Wednesday, August 15, 2007

I.T. Failure = Sputtering Network Card Strands 17,000 People at LAX


For the I.T. Failure file, as much scrutiny as the Airline / Airport industry has come under in recent years you would think that the systems and software would have been throughly exmined. But as last weeks outage would demonstrate it hasn't been examined enough.

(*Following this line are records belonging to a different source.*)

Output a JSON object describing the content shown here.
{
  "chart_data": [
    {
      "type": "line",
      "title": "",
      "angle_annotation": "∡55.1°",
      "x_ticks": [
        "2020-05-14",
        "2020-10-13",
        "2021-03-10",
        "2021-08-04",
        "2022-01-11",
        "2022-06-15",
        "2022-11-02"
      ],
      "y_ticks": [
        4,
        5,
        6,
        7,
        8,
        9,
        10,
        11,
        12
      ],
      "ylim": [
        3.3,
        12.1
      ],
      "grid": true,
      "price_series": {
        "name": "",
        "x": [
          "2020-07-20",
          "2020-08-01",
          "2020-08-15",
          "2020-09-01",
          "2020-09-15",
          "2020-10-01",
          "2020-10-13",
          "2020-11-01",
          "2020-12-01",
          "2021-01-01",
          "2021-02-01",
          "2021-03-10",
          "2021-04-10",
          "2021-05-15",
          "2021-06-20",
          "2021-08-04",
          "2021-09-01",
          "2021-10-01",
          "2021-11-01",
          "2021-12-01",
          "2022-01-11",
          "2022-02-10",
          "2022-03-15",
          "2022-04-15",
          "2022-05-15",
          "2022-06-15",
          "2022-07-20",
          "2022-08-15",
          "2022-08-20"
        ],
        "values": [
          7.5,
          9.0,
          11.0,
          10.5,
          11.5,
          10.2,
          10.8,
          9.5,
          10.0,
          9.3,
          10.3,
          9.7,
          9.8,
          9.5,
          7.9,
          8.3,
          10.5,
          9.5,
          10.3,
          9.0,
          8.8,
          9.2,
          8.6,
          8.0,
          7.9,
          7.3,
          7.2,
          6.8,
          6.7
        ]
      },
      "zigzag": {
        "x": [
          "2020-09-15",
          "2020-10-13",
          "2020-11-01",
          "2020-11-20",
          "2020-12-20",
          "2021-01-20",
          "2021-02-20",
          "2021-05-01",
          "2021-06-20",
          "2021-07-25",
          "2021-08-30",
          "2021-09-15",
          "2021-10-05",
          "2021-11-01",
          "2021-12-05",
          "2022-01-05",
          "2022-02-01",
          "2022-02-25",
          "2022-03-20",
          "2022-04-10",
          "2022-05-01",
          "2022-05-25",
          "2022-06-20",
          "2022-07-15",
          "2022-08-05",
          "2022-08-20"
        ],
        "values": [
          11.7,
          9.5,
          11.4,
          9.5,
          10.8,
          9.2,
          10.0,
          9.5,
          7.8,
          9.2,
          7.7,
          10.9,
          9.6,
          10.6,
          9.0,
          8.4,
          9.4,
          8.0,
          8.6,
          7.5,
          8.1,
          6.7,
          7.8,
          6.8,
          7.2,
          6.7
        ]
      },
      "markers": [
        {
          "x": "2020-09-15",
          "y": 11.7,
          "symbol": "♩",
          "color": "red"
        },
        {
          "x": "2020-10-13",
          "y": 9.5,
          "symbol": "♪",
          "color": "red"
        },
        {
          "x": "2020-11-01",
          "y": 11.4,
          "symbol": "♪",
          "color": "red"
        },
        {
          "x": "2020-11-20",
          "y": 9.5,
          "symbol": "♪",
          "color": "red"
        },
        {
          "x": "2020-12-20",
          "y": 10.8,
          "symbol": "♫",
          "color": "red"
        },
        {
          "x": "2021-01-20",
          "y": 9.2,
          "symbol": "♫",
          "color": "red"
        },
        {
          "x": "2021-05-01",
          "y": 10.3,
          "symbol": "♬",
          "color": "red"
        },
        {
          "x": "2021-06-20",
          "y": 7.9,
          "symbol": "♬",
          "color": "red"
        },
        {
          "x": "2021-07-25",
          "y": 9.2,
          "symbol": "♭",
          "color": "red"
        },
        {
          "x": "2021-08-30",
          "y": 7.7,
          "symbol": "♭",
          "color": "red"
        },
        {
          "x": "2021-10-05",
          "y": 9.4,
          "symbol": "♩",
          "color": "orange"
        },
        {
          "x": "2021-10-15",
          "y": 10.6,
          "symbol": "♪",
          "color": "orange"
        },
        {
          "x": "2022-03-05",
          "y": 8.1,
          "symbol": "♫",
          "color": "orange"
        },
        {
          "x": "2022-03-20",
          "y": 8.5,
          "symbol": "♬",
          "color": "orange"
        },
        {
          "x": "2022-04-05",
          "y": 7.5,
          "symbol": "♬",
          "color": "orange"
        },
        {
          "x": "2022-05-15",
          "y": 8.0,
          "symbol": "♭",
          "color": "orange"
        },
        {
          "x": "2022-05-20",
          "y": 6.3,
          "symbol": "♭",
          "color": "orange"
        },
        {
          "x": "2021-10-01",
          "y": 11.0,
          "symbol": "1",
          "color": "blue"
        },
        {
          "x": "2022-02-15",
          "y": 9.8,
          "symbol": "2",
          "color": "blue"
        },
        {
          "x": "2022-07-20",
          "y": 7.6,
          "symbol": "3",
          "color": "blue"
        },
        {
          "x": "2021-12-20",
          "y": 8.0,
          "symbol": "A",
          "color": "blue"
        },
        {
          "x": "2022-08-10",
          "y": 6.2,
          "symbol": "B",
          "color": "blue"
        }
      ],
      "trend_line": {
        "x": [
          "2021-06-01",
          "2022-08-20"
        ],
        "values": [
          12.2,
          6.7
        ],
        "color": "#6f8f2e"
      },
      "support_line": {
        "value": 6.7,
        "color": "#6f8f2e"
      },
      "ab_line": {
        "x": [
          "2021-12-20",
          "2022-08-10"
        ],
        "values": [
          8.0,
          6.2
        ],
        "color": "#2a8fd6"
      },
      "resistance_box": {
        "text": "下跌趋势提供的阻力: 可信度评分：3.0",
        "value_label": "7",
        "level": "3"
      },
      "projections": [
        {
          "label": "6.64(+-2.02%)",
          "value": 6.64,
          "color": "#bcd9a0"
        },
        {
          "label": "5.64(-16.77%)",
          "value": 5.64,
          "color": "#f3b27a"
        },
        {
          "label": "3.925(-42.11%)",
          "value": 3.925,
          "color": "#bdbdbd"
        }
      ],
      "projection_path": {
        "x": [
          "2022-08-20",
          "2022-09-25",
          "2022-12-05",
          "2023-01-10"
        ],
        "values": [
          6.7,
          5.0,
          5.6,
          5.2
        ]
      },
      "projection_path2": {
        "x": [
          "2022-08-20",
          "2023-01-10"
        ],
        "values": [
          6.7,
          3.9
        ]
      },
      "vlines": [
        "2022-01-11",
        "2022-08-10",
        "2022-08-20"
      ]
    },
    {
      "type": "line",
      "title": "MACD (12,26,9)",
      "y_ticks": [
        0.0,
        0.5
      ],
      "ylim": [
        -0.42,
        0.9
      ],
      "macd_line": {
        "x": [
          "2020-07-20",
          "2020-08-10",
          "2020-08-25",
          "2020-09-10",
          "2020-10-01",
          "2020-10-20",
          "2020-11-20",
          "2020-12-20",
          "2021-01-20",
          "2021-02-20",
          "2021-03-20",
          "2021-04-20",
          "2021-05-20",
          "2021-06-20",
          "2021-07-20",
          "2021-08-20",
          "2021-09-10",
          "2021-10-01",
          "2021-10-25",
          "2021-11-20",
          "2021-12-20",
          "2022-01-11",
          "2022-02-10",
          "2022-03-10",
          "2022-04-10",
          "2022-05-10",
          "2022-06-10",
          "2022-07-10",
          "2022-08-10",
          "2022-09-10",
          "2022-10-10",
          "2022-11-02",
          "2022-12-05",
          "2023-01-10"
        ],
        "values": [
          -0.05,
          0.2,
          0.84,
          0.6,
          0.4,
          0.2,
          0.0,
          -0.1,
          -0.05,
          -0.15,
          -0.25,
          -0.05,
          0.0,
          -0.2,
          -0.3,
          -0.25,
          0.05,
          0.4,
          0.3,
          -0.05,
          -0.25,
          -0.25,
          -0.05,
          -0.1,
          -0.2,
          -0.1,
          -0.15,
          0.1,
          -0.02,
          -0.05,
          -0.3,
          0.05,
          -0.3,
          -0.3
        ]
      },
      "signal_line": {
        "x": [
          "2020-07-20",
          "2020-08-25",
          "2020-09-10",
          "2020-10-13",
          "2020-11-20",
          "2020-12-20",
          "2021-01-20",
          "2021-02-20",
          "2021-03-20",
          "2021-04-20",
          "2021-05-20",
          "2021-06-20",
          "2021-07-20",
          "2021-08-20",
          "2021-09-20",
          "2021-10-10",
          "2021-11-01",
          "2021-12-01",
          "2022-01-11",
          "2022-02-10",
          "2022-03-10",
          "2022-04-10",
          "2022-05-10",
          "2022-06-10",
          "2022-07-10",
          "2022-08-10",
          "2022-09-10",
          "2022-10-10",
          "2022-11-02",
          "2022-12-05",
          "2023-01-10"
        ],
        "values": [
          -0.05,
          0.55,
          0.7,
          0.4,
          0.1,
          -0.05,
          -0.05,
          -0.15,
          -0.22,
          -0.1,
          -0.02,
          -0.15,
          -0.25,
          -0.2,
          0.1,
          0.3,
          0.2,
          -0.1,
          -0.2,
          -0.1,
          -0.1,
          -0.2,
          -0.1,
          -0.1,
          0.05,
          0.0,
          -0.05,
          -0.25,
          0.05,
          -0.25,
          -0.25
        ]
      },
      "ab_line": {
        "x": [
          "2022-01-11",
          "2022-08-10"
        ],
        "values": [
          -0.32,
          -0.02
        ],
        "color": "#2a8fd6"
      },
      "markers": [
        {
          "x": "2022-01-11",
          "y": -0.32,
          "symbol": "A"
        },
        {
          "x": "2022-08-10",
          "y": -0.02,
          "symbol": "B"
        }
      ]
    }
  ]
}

We Need Backup: Sputtering Network Card Strands 17,000 People at LAX - Gizmodo states:

"Consider that one faulty network interface card stranded 17,000 people for nine hours last weekend at Los Angeles International Airport. According to government officials in charge of the infrastructure at the airport, a network card inside one computer experienced 'a partial failure that started at about 12:50 p.m. Saturday,' and then the house of cards that is the LAX Airport computer network came crashing down, stranding a gigantic crowd of people for the better part of a day. What kind of system is this that can completely fail when just one relatively tiny piece isn't quite working properly? It makes us wonder what other important pieces of infrastructure hang by such a delicate thread. Sure, the LAX computer system is destined to be updated by October, 2008, but that won't be a minute too soon. Incidentally, on a personal note, I was just on board a flight on Monday whose hydraulic system completely failed at 37,000 feet. Fortunately, there were two backup hydraulic systems on board the Bombardier CRJ-200ER regional jet, allowing the plane to turn around and fly back to the airport whence"
Too bad they haven't considered redundant computer systems, like they have hydraulic control systems on Airliners.